Pub Date: Oct. 6th, 1975
Publisher: Atheneum

In this season of subsidized fiction, one hesitates to nick the modest assets of Mr. Eames' first novel, or rather (self?) audit, or rather reckoning up--all as honest as the day is long while it gets longer. If only Eames had made it as interesting as it is no doubt bona fide. Family Style, or rather styles, deals with the diversified upbringing of Gordon Laird just after WW II. On the one hand there's his mother who divorces his drinking, whoring, gambling father and chooses to live in an undistinguished Massachusetts small town where they are surrounded by ""Polacks"" and the everbearing ""Canuck"" family next door. On the other, there are his many aunts and uncles, particularly the rich, imperious Aunt Fiona who summons him to the Plaza in New York at whim, outfits him at Pest's and DePinna's that were, and sends him to boarding school and college while giving him spending money--a thousand dollars at a clip.
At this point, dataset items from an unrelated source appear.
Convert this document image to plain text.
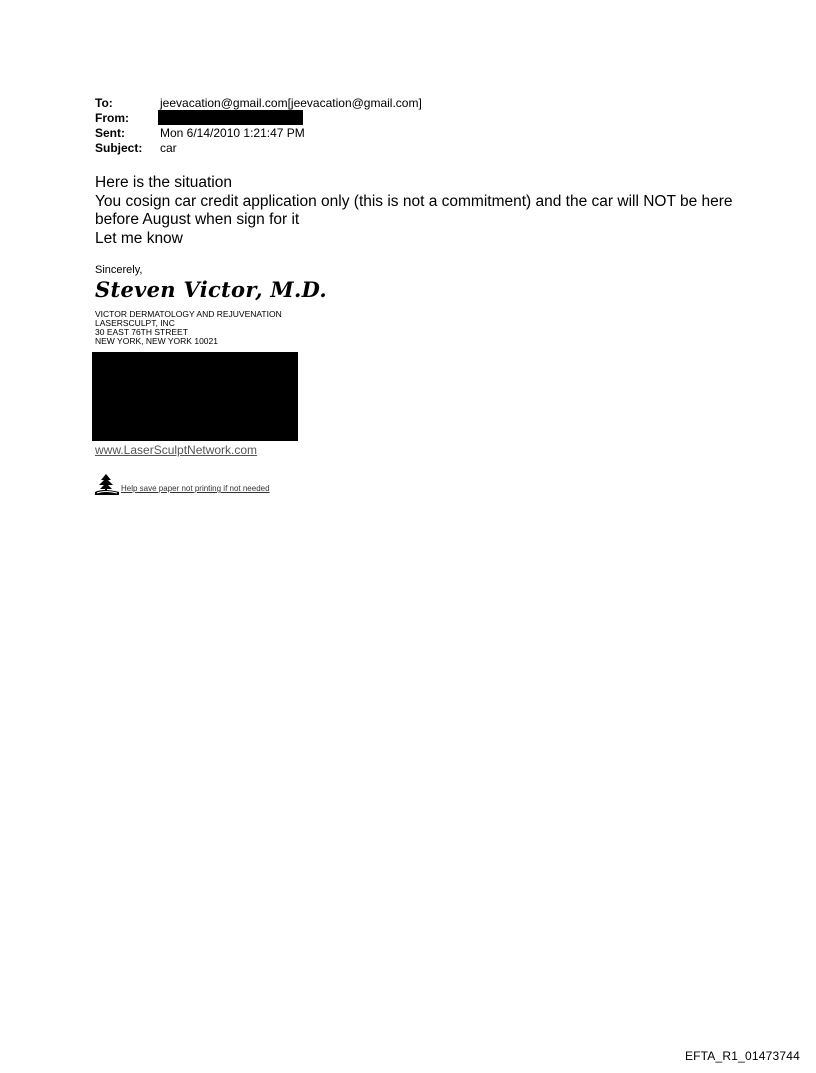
To:	jeevacation@gmail.com[jeevacation@gmail.com]
From:
Sent:	Mon 6/14/2010 1:21:47 PM
Subject:	car

Here is the situation

You cosign car credit application only (this is not a commitment) and the car will NOT be here before August when sign for it

Let me know

Sincerely,
Steven Victor, M.D.
VICTOR DERMATOLOGY AND REJUVENATION
LASERSCULPT, INC
30 EAST 76TH STREET
NEW YORK, NEW YORK 10021
www.LaserSculptNetwork.com
Help save paper not printing if not needed
EFTA_R1_01473744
But the aunts and uncles die off; his mother goes off to New Mexico with her butch friend; his father disappears; and finally he's left--the heir to Aunt Fiona's dissipated wealth. Gordon is an affable and just too adjustable youngster (the only really dramatic moment survived without protest is when Aunt Fiona throws his dog out of the car) and you're left, as he is, with that small change of experience and the regret that niceness is such a circumscribed virtue.